# OMG, Junior Seau RIP



## pushpull7 (May 2, 2012)

Former Patriots linebacker Junior Seau found dead in apparent suicide - The Buzz - Boston.com sports news


----------



## Imbrium998 (May 2, 2012)

Completely baffled about this one. Sad to loose such a talented guy.


----------



## ZXIIIT (May 2, 2012)

This town is going to be a wreck.


----------



## VBCheeseGrater (May 2, 2012)

Yeah this is sad and totally unexpected. I'm sure this is going to bring the whole concussion thing to even greater awareness. Seau seemed like the last guy that would be committing suicide. RIP


----------



## Demiurge (May 2, 2012)

vbshredder said:


> Yeah this is sad and totally unexpected. I'm sure this is going to bring the whole concussion thing to even greater awareness. Seau seemed like the last guy that would be committing suicide. RIP



Indeed... one of my first thoughts after hearing this was that Dave Duerson ended his life the same way about a year ago and left a request that his brain be studied for the effects of concussions.
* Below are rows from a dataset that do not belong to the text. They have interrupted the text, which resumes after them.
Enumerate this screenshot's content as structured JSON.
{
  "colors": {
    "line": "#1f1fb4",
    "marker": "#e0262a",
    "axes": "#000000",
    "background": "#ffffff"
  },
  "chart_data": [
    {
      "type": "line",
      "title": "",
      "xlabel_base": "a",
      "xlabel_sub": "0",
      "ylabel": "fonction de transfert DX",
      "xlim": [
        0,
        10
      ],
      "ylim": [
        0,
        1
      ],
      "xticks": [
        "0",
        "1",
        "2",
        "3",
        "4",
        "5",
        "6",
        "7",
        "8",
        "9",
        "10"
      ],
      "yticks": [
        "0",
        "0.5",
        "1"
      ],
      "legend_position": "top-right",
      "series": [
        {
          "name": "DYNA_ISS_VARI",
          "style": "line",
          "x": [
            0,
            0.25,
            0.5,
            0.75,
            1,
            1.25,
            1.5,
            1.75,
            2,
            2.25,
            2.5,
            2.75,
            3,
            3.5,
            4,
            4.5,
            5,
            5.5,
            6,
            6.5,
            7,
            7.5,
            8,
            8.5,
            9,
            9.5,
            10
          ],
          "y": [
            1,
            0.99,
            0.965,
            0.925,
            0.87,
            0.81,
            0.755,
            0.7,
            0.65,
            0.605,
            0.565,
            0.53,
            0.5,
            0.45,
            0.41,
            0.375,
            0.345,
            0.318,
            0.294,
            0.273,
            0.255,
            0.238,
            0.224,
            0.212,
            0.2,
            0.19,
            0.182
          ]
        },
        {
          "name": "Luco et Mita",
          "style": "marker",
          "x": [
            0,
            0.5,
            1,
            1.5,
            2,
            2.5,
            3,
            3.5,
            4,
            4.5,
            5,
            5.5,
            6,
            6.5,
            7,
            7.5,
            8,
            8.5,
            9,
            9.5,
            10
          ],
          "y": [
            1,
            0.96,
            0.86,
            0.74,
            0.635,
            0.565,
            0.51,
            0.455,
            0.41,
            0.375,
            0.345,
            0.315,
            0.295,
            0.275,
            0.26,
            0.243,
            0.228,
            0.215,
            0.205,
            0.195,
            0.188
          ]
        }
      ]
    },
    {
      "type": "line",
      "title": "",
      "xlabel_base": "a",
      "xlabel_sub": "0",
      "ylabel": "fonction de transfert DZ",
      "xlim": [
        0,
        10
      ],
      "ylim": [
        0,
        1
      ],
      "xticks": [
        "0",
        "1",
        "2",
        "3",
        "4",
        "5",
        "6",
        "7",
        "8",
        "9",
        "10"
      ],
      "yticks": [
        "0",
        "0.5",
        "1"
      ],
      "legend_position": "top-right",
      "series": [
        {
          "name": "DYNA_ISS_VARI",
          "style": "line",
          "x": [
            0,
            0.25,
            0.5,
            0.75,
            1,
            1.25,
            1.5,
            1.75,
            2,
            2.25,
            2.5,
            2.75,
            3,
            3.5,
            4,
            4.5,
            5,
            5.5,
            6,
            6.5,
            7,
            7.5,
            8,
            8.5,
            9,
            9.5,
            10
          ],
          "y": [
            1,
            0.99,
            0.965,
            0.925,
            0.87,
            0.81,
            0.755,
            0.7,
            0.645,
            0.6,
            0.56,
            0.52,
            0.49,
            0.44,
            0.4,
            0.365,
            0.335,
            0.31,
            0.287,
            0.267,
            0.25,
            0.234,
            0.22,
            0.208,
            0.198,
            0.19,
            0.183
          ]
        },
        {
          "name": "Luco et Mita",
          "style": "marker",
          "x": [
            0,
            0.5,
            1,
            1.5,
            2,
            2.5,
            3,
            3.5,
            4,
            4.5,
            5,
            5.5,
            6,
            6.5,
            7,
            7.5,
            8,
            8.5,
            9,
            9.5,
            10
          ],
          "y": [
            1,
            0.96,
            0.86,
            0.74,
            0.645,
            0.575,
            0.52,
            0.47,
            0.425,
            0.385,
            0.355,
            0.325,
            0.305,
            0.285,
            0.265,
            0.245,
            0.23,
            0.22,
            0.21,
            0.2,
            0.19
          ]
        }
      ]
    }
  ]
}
Of course, there shouldn't be a rush to judgment on this either way, but it's hard to unthink some thoughts.


----------



## ZXIIIT (May 3, 2012)

vbshredder said:


> Seau seemed like the last guy that would be committing suicide. RIP



He attempted it a year or two ago by driving his car off a cliff.


----------



## VBCheeseGrater (May 3, 2012)

^^^ Good point, but even that is debatable as he said he fell asleep, My point was just that he always seemed like a happy dude publicly that enjoyed life. Guess you never know what's going on with someone.
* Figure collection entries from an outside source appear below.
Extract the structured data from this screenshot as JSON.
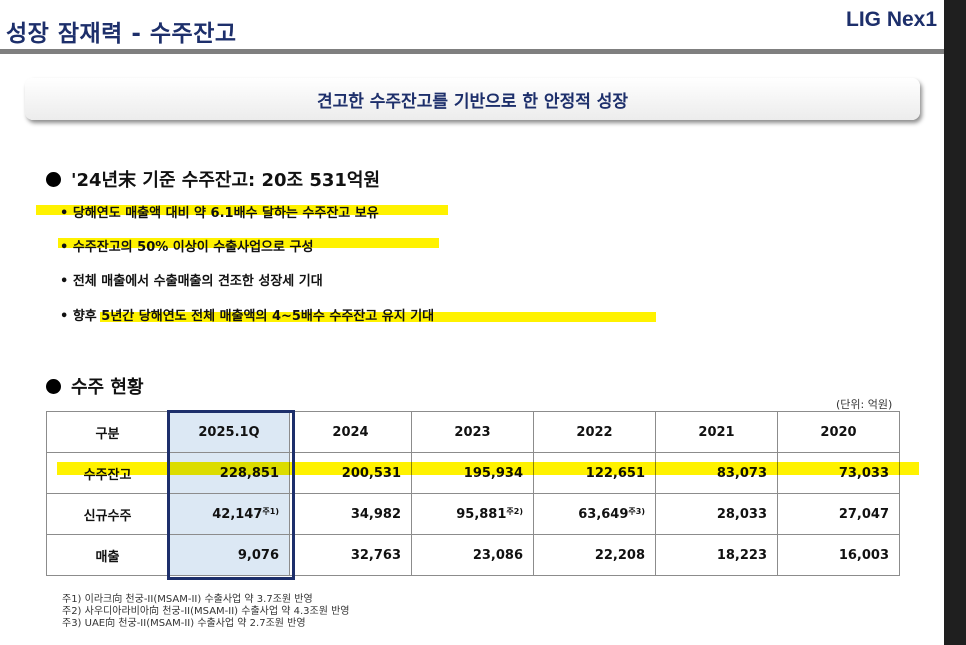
{
  "header": {
    "title": "성장 잠재력 - 수주잔고",
    "logo": "LIG Nex1"
  },
  "banner": "견고한 수주잔고를 기반으로 한 안정적 성장",
  "section1": {
    "heading": "'24년末 기준 수주잔고: 20조 531억원",
    "bullets": [
      "• 당해연도 매출액 대비 약 6.1배수 달하는 수주잔고 보유",
      "• 수주잔고의 50% 이상이 수출사업으로 구성",
      "• 전체 매출에서 수출매출의 견조한 성장세 기대",
      "• 향후 5년간 당해연도 전체 매출액의 4~5배수 수주잔고 유지 기대"
    ]
  },
  "section2": {
    "heading": "수주 현황",
    "unit": "(단위: 억원)"
  },
  "table": {
    "headers": [
      "구분",
      "2025.1Q",
      "2024",
      "2023",
      "2022",
      "2021",
      "2020"
    ],
    "rows": [
      {
        "label": "수주잔고",
        "values": [
          "228,851",
          "200,531",
          "195,934",
          "122,651",
          "83,073",
          "73,033"
        ]
      },
      {
        "label": "신규수주",
        "values": [
          "42,147",
          "34,982",
          "95,881",
          "63,649",
          "28,033",
          "27,047"
        ],
        "notes": [
          "주1)",
          "",
          "주2)",
          "주3)",
          "",
          ""
        ]
      },
      {
        "label": "매출",
        "values": [
          "9,076",
          "32,763",
          "23,086",
          "22,208",
          "18,223",
          "16,003"
        ]
      }
    ]
  },
  "footnotes": [
    "주1) 이라크向 천궁-II(MSAM-II) 수출사업 약 3.7조원 반영",
    "주2) 사우디아라비아向 천궁-II(MSAM-II) 수출사업 약 4.3조원 반영",
    "주3) UAE向 천궁-II(MSAM-II) 수출사업 약 2.7조원 반영"
  ],
  "colors": {
    "navy": "#1d2f6b",
    "highlight": "#fff200",
    "column_fill": "#dce8f4"
  }
}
Demi - i do hope his brain is studied like the other guy, because if it is football related, it's time to start making some changes. I always thought helmets do more bad than good - wonder if rugby players are dealing with the same stuff.


----------



## ZXIIIT (May 3, 2012)

vbshredder said:


> ^^^ Good point, but even that is debatable as he said he fell asleep, My point was just that he always seemed like a happy dude publicly that enjoyed life. Guess you never know what's going on with someone..



Oh, I did not know that, I really don't keep up with sports stuff but I remember hearing that on the radio.

:/


----------



## VBCheeseGrater (May 3, 2012)

yeah you are likely right anyway i think he tried to play it off, but who wouldn't?


----------



## Demiurge (May 3, 2012)

vbshredder said:


> I always thought helmets do more bad than good - wonder if rugby players are dealing with the same stuff.



I suppose there's an argument that protective gear is more effective in allowing people to dish out the big hits safely than it is in protecting from said big hits.


----------